Oleh Narliswandi Piliang
Siang kemarin. Di kediaman kami di Cempaka Putih, Jakarta Pusat, udara panas mengalir dari pekarangan. Walau tak serimbun kediaman kami di Bali, untuk ukuran Jakarta, halaman kami kata tetangga hijau. Logikanya lebih sejuk. Namun kalimat tadi menjadi tiada arti di suhu udara naas 40 derajad Celcius.
Keringat muncul di atas pori-pori botak saya. Jidat mengernyit.
Silau.
Akan tetapi hati ini adem menyimak dedaunan Bambu di pagar ditingkah angin. Suara khas, memberi kesan tersendiri, seperti di rekaman video ini.
Di saat mengamati Bambu saya teringat akan chit-chat ringan dengan sosok muda Yanuar Rizky. Pondamen bangsa kita agraria. Mau bicara digital, start up, tetaplah Indonesia itu agraris. Kalau nalar ini diteruskan dilanjutkan ke industri, tentulah pondamen industri berbasis utama pertanian.
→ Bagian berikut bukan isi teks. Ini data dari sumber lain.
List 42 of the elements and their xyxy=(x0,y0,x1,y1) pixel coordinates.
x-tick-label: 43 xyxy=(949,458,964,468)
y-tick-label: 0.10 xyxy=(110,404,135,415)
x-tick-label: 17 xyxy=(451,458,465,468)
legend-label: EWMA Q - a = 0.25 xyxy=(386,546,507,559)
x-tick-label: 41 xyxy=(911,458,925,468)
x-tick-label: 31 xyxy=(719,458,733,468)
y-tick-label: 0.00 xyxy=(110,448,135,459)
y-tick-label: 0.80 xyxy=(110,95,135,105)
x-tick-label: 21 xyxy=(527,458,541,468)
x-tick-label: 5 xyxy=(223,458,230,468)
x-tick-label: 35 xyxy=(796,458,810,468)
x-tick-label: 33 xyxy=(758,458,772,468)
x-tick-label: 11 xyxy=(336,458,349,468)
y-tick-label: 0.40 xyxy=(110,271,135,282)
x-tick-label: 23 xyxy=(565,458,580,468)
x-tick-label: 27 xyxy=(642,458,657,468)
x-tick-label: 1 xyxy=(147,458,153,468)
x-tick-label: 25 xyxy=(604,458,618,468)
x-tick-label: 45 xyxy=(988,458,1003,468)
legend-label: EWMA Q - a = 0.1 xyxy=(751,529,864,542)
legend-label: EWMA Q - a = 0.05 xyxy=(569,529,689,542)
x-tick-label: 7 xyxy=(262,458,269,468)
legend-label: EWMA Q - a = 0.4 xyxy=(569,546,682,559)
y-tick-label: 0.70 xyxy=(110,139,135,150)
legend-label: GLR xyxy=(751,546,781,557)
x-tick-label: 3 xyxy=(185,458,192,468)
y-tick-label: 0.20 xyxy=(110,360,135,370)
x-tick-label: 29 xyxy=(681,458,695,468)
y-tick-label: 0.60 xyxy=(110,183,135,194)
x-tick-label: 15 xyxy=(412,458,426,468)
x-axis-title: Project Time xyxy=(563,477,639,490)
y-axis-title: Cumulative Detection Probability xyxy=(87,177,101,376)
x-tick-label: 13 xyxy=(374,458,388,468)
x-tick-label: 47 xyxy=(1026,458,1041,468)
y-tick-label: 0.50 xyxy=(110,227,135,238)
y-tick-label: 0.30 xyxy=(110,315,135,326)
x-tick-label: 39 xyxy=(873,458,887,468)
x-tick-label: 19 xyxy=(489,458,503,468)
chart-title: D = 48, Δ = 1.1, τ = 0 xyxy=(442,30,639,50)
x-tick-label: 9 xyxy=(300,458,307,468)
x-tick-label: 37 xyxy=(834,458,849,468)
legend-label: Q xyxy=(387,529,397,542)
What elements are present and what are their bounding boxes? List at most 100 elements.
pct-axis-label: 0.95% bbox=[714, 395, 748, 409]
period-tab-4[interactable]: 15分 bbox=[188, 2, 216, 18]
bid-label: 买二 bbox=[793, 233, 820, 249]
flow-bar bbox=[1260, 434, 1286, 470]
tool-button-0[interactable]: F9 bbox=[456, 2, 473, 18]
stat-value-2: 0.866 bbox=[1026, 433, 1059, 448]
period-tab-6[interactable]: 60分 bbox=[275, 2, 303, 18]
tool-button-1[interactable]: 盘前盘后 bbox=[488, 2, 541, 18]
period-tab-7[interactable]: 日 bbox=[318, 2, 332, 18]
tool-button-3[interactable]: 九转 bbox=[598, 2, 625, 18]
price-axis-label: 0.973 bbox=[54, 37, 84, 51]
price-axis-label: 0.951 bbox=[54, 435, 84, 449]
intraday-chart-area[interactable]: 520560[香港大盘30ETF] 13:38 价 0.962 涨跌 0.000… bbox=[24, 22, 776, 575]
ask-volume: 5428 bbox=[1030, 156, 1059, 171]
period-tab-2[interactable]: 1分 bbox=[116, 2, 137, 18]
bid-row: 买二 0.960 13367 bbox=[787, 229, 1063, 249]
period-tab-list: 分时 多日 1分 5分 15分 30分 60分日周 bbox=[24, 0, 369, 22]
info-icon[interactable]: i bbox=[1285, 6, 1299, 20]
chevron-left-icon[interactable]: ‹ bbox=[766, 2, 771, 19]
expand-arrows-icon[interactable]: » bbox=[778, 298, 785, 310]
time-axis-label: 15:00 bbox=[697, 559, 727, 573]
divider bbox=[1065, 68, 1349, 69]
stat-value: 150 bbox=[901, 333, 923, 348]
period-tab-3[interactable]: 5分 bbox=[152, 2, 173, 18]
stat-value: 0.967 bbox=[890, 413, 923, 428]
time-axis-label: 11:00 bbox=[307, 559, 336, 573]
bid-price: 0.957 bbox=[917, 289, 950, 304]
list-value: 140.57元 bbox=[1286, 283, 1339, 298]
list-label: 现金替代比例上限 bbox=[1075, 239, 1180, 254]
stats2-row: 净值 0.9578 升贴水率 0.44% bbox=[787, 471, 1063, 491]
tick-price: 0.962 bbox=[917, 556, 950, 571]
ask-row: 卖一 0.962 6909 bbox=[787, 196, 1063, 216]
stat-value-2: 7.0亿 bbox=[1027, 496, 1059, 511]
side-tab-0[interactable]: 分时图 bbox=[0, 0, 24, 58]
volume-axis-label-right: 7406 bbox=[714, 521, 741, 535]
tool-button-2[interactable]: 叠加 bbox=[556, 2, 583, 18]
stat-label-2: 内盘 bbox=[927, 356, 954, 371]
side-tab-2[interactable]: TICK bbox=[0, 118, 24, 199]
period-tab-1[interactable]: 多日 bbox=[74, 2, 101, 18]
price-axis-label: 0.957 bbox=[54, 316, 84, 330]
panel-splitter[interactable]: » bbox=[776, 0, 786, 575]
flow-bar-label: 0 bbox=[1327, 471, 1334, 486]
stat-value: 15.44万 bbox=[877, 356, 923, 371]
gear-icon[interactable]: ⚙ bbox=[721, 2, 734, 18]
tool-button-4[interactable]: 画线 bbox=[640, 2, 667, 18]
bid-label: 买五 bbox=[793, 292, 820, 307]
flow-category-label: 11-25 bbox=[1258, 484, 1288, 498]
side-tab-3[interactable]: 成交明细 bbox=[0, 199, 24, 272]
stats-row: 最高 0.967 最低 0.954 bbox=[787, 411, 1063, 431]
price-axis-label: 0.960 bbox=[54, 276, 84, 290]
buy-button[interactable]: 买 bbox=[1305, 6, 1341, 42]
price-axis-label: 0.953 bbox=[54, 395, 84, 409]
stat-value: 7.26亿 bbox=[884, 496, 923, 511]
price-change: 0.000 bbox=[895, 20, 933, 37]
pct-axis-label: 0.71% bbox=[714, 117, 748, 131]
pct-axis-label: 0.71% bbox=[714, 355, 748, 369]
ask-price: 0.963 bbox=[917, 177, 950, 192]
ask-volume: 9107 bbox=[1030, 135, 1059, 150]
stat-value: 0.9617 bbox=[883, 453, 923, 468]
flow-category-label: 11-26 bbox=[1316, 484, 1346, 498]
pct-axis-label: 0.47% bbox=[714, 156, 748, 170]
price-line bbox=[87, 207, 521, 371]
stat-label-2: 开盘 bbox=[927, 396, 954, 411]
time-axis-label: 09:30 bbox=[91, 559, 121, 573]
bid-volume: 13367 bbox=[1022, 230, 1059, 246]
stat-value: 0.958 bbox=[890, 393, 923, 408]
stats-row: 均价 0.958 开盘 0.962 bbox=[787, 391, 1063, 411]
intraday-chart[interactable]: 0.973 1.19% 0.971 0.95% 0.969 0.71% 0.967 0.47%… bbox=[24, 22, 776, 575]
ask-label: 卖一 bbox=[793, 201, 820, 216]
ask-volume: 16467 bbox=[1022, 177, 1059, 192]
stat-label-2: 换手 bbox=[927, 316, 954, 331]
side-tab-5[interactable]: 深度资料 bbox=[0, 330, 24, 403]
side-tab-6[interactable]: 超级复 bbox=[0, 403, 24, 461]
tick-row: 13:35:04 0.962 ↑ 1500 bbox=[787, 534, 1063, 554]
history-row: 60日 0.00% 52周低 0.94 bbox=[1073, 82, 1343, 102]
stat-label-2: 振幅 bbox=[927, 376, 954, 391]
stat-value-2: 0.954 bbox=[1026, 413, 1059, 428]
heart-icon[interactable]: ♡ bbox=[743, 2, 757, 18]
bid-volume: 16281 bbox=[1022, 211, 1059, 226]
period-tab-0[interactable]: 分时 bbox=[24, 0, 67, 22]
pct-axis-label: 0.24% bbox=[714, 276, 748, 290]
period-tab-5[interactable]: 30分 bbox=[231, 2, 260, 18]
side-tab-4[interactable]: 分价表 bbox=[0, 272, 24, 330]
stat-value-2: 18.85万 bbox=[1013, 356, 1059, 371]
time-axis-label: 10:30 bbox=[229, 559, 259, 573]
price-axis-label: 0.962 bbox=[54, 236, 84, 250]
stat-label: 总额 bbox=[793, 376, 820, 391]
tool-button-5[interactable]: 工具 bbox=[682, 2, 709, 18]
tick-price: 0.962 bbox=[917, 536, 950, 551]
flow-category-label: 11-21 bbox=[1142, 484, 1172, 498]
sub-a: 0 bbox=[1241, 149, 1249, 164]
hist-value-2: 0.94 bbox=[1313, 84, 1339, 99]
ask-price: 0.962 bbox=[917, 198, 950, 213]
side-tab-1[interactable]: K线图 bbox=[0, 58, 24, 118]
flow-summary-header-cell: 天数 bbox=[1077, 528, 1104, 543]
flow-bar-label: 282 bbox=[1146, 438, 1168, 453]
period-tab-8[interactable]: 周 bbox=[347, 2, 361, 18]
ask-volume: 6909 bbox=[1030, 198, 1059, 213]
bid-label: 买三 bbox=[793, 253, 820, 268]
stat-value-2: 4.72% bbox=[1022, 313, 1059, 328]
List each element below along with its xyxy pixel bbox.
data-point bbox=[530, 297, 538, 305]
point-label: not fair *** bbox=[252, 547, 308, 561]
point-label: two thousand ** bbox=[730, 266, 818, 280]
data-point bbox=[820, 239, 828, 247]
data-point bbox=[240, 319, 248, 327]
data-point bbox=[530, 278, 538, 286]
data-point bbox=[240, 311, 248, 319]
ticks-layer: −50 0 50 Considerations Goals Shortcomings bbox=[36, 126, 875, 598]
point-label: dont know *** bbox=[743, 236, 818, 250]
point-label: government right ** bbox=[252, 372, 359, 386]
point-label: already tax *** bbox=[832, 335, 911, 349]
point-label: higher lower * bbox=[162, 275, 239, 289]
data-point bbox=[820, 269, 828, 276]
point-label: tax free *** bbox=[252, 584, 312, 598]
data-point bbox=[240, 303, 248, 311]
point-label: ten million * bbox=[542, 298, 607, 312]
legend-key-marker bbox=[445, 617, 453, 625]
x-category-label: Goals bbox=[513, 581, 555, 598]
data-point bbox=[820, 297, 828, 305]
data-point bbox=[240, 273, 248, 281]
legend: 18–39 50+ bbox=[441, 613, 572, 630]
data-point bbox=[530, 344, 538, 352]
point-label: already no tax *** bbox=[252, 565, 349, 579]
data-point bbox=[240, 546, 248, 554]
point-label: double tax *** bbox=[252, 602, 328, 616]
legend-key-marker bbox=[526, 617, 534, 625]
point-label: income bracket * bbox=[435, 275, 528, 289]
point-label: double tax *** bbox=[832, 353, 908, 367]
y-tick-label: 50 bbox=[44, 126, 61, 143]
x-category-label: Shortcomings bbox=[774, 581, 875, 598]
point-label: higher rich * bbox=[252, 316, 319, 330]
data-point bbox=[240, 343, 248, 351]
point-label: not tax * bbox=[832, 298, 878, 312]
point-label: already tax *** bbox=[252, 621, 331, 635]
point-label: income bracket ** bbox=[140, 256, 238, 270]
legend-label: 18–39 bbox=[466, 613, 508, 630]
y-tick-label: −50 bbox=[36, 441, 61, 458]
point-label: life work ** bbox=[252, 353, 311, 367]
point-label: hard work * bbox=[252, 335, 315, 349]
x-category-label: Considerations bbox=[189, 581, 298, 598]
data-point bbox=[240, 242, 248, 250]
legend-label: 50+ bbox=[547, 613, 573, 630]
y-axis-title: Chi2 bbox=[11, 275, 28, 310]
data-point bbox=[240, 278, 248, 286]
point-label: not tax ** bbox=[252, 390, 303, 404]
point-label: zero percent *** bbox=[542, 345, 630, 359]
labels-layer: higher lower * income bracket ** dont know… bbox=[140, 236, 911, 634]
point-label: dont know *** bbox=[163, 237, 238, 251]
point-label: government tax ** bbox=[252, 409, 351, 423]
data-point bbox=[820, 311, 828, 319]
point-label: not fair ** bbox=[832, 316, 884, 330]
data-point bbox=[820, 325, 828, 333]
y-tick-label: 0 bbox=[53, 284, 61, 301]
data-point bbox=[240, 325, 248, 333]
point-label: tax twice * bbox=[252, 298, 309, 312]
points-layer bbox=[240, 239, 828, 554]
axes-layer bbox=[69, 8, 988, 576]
Mata saya tertuju ke Bambu.
Ada 1.620 jenis Bambu di dunia. Hampir 200 jenis ada di Indonesia. Beragam corak, bahkan di NTB, ada Bambu Tutul. Bambu Betung di Jembrana Signifikan buat musik Bumbung. Talang, di kampung kami buat Lemang.
Beragam jenis dan mancaragam kegunaan Bambu. Mulai dari menjaga longsor di kemiringan lahan, hingga tulang Layang-Layang. Dari untuk makanan, Rebung hingga bilik, dan dipres menjadi lantai rumah.
Inti soal, misalnya dari 100 jenis Bambu, ada berapa ribu hektar bangsa dan negara menanamnya?
Lalu kalau pun ribuan hektar – – kalau ya – – berapa industri terkait Bambu tumbuh? Mulai kerajinan tudung nasi, perangkat makan hingga Buluh talang air penghias taman? Belum lagi dedaunan Bambu jenis tertentu, nikmat diseduh, Teh Bambu.
Dari perbambuan saja Nauzubillah, Maha Besar Tuhan menyangi Indonesia.